With Redskins Name Safe, WashPost Takes Aim at Chief Wahoo

August 9th, 2016 10:44 PM

It didn’t take long for the Social Justice Warriors leading the anti-Indian mascot movement to find a new focus for their campaign. The “Change the Name” crusade, to do away with the Redskins name, was crushed under the weight of a Washington Post poll, where Native Americans decisively and overwhelmingly rejected the idea that the Redskins name was a slur.

Now, the liberal sports media’s sights are re-focused on their old nemesis, Cleveland Indians mascot Chief Wahoo:

“On Tuesday, the Indians arrive in Washington for a two-game series, bringing Cleveland fans and their Wahoo regalia to Nationals Park. They will play in a city where another professional team, the Washington Redskins, has long been the prime target of activists opposed to Indian imagery in athletics.

While many colleges and high schools across the country have renamed teams and dropped Native American mascots, professional clubs — the Redskins, Indians, Kansas City Chiefs, Atlanta Braves and Chicago Blackhawks — have resisted.”

Mainly, those teams have resisted because the team names are overwhelmingly popular and Native Americans have rejected the idea that they’re offensive. But hey, why let the truth get in the way, right?

“Cleveland has, however, gradually reduced Wahoo’s presence — sort of.

At Progressive Field, a name that protesters find deeply ironic, the image rarely appears on signs or in concourses, and owner Paul Dolan announced in the spring that a “Block C” would become the team’s primary logo.

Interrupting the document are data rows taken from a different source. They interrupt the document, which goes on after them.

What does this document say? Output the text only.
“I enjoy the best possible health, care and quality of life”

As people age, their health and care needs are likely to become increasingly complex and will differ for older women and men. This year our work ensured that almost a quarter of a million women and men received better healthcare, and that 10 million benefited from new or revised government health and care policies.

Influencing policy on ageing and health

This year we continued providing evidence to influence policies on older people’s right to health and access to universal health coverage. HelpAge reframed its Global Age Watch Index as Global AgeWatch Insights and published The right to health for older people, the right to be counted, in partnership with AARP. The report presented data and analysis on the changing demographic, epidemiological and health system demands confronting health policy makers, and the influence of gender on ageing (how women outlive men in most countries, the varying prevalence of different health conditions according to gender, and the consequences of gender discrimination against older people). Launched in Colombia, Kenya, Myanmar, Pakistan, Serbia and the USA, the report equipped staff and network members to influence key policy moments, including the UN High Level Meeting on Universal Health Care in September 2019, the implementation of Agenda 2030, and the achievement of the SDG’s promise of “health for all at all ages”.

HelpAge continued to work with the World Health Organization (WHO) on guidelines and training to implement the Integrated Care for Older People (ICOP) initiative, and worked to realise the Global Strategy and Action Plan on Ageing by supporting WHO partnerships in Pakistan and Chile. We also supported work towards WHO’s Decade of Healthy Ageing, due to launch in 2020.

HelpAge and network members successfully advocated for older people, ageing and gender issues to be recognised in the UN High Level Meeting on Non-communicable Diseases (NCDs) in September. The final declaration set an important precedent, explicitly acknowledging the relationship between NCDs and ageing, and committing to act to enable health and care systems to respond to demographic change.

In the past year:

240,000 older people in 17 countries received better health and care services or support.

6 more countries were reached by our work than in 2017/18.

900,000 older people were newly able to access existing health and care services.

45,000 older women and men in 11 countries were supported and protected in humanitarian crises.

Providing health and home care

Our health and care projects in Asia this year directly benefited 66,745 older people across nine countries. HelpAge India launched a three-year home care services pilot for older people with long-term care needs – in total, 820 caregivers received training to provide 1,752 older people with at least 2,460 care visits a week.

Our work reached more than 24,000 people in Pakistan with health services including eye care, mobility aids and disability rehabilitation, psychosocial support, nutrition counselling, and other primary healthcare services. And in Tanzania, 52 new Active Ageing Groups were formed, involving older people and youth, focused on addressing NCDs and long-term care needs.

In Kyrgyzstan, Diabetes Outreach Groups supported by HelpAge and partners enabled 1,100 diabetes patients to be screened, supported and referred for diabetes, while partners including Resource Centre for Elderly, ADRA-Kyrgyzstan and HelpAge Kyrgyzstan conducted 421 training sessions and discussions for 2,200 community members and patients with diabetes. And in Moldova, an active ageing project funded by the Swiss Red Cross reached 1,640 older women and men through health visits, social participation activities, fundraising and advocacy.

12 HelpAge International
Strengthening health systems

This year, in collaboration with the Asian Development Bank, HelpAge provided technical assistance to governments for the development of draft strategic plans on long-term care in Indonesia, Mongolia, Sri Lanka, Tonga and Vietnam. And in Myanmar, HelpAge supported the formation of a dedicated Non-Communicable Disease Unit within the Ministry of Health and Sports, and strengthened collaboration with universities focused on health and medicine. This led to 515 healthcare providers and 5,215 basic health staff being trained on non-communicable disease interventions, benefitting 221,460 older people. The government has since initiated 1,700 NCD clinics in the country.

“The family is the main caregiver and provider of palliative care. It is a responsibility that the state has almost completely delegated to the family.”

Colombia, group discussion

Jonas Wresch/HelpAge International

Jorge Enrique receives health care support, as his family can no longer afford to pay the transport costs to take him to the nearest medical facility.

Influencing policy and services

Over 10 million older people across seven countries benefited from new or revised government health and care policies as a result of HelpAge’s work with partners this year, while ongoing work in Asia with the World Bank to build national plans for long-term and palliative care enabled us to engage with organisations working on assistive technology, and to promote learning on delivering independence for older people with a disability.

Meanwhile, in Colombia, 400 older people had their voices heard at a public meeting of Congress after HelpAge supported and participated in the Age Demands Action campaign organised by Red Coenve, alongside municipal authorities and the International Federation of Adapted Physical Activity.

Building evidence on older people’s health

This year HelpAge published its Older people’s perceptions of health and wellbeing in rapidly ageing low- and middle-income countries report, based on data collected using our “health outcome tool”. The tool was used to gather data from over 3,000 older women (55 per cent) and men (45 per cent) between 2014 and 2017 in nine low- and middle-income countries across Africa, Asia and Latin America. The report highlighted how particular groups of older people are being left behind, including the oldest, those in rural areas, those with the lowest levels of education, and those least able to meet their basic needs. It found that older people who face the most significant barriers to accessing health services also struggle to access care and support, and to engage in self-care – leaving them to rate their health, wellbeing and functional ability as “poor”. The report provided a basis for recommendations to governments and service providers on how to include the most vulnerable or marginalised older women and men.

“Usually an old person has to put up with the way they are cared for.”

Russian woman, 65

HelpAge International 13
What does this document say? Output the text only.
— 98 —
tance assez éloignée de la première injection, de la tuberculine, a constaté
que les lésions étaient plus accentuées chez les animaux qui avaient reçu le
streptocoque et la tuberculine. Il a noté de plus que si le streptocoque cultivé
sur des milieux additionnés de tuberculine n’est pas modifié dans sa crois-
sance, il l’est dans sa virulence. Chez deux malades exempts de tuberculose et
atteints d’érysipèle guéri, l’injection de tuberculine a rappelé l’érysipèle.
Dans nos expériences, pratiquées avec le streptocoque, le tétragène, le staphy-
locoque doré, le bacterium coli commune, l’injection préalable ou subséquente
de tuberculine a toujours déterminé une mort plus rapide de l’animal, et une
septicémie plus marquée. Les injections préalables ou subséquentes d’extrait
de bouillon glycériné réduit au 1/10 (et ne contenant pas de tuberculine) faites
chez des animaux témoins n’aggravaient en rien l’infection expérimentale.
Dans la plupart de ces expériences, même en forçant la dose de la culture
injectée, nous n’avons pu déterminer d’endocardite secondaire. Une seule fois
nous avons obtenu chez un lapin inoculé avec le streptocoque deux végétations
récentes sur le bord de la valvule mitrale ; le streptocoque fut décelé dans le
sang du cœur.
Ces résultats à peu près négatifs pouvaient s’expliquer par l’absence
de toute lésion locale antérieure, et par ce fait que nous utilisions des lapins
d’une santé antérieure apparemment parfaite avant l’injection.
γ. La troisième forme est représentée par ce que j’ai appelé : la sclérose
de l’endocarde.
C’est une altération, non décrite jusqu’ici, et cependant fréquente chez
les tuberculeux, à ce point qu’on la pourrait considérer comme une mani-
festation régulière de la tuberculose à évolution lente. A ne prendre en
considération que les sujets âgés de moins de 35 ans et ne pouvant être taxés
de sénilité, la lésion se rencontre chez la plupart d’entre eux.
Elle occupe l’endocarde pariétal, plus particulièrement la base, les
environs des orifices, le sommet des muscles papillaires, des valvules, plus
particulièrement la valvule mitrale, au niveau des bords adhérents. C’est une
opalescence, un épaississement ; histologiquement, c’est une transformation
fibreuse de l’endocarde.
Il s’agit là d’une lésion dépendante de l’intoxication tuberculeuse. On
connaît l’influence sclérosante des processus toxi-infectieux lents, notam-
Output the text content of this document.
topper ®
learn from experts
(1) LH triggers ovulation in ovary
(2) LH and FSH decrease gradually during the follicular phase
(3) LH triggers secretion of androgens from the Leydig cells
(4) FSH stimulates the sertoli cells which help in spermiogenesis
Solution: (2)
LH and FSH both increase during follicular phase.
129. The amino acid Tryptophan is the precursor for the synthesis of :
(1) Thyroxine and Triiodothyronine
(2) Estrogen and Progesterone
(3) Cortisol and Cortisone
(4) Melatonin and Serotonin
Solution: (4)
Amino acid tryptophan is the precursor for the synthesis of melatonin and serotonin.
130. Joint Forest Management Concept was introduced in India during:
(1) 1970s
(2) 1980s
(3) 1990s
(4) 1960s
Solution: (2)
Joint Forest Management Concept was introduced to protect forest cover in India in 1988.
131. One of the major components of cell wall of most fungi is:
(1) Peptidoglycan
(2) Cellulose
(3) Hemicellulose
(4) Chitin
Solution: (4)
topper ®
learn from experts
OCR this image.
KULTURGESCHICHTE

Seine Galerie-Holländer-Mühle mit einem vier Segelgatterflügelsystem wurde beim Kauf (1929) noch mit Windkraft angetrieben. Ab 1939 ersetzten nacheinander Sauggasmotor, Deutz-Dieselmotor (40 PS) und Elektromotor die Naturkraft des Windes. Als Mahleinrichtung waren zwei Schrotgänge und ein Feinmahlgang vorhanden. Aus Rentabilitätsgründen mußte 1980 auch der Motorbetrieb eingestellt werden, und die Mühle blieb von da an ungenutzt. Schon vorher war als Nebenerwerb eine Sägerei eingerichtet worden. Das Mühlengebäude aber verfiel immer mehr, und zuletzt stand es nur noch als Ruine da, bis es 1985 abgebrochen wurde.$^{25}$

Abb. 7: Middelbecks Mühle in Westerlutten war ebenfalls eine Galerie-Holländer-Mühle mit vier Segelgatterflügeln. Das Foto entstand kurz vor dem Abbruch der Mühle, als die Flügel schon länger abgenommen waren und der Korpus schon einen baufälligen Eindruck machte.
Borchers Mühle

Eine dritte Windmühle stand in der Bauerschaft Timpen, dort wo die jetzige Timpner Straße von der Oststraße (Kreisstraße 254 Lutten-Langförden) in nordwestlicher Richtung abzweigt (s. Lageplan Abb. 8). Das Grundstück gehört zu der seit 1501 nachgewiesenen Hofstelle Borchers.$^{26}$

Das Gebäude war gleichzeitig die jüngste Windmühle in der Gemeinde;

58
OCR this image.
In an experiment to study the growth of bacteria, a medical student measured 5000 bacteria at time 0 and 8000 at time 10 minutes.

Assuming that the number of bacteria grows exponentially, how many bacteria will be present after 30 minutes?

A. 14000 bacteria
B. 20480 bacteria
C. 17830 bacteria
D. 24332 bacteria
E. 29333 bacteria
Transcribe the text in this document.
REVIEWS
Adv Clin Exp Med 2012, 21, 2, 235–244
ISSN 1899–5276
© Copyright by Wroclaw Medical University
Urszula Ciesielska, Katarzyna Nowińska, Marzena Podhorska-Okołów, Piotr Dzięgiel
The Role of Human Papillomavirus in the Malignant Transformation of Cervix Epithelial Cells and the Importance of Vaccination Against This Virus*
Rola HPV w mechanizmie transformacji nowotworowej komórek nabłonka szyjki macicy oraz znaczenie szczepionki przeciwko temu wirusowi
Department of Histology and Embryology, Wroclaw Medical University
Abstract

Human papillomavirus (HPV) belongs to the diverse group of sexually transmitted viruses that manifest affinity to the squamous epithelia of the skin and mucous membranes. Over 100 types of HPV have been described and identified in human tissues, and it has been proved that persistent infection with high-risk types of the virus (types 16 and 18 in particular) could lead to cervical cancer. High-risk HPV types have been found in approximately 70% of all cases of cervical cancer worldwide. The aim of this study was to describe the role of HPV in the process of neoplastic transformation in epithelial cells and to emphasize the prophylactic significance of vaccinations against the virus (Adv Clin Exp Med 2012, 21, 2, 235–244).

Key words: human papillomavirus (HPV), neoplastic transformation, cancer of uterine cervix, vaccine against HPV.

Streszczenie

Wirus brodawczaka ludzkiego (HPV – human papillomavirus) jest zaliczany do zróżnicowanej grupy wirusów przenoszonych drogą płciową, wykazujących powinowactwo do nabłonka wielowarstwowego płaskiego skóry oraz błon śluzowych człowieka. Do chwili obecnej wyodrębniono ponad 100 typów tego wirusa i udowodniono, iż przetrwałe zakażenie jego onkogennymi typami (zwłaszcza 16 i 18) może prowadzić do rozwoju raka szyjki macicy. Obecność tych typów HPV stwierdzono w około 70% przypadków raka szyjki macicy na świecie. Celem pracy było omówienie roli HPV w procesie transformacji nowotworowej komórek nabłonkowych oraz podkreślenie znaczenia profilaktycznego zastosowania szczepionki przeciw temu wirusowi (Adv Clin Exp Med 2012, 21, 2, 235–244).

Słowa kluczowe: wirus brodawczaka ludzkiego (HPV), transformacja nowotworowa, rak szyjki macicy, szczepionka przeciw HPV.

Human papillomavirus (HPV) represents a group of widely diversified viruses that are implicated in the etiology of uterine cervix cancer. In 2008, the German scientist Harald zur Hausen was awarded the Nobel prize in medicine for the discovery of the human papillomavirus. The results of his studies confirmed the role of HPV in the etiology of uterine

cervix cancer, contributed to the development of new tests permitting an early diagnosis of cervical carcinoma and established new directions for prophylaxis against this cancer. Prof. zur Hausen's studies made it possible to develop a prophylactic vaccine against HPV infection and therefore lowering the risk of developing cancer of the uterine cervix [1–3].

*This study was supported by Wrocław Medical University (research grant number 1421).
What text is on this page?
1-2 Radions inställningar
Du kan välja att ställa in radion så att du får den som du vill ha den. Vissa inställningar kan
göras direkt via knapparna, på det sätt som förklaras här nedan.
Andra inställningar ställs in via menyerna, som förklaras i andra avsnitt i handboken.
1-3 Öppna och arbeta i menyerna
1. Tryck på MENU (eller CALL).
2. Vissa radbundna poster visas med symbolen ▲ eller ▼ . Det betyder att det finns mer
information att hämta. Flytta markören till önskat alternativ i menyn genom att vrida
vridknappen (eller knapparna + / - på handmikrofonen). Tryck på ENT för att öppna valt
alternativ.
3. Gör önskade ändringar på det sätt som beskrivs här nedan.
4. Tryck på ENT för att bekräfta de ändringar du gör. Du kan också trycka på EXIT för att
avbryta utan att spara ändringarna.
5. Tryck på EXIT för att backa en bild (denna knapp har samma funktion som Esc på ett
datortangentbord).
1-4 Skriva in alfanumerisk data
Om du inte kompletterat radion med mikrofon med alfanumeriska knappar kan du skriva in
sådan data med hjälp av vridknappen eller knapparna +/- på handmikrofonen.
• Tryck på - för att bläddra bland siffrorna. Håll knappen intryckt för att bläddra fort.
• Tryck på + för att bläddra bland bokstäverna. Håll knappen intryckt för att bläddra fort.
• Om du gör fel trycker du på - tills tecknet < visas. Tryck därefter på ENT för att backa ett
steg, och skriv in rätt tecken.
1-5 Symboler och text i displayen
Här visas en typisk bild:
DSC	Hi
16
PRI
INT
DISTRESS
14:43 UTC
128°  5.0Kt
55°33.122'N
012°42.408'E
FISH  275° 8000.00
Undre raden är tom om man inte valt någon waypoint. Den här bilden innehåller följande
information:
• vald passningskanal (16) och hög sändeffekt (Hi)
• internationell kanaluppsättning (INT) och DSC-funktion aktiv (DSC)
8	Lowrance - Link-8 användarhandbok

On the Indians’ official website, a five-part, 5,600-word team history that begins in 1901 does not mention Wahoo once.

But the Indians continue to sell gear that features the logo in its store and online, generating millions of dollars in revenue, and the chief’s face appears on players’ jerseys and, often, on their caps.”

Tara Houska, a tribal lawyer and prominent activist, finds no imagery in sports more offensive than Wahoo. He has blood-red skin, swollen cheeks, triangular eyes, a bulbous nose, an expansive grin and a single feather protruding from the back of his head.

“It really is just a blatant racial caricature,” said Houska who lives in the District.”

The rest of the article can be read, by those looking for a good laugh, here. The liberal strategy seems to be to make the case that the Indians profit and benefit from racism. Which, of course, is something liberals know a thing or two about.